You got bullied enough anyway
School provided ample opportunities for every type of bullying from throwing your bag into someone’s garden to mild beatings. Nowadays you can get home for more bullying on Facebook – except much worse things like being told to kill yourself, which makes smashing your protractor set into tiny pieces look like a kind and generous gesture by 80s bullies.
Internet cheating
The modern pupil augments their studies with the wonderful learning resource that is the internet. They don’t, of course, and just cut and paste stuff that’s obviously cribbed or wrong. You’d have done exactly the same, emerging from years of schooling without remembering any facts whatsoever, not even utterly useless information about motte-and-bailey castles.

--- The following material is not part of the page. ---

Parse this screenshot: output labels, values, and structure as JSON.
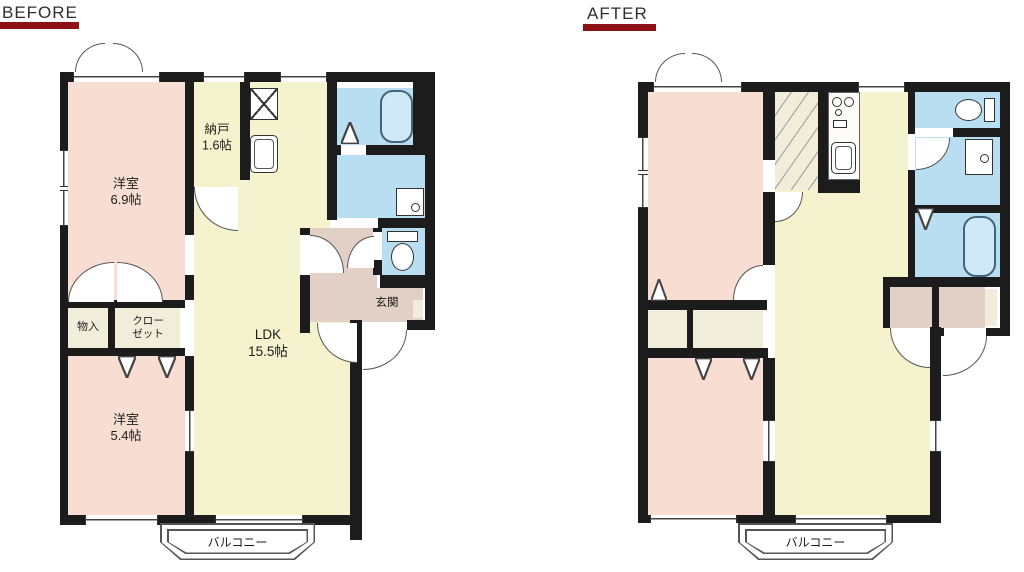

School councils and other earnest wankery
Children are self-important little tossers anyway, so you shouldn’t be giving them a formal way to drone on about school life. Like work, it’s fundamentally dull and tinkering around the edges won’t change that. And they’ll soon learn that pushy twats get an ego boost from taking charge of boring admin the second they start work.
Multiplayer online gaming
A huge investment of – basically – wasted time, but also another bullying opportunity. 80s kids were obsessed with calling each other ‘benders’, and repeating it at least 20 times just made this Wildean witticism more hilarious. Today’s kids can enjoy this too with hours of being called a ‘faggot’ by shrieking idiots on Call of Duty. You’d welcome graphic discussions of your mum’s sexual perversions just for some bloody variety.
Healthy eating
An 80s childhood was already full of grim experiences, from mumps to watching Threads. The last thing you’d have needed was having more joy sucked out of it by an earnest parent sending you to school with carrot dips and hummus instead of a bag of sodium-laden Space Raiders and a unfeasibly large Mars bar that was 97 per cent sugar.
Paedos
Or rather hysteria about them. A serious issue, but too many immature adults have got carried away with the drama of protecting their ‘little ones’ from perverts lurking in every changing room. In the 80s you were free to worry about innocent things, like whether the disfigured, child-slaying ghost of a mass murderer lived in the school boiler house as your mate Colin claimed.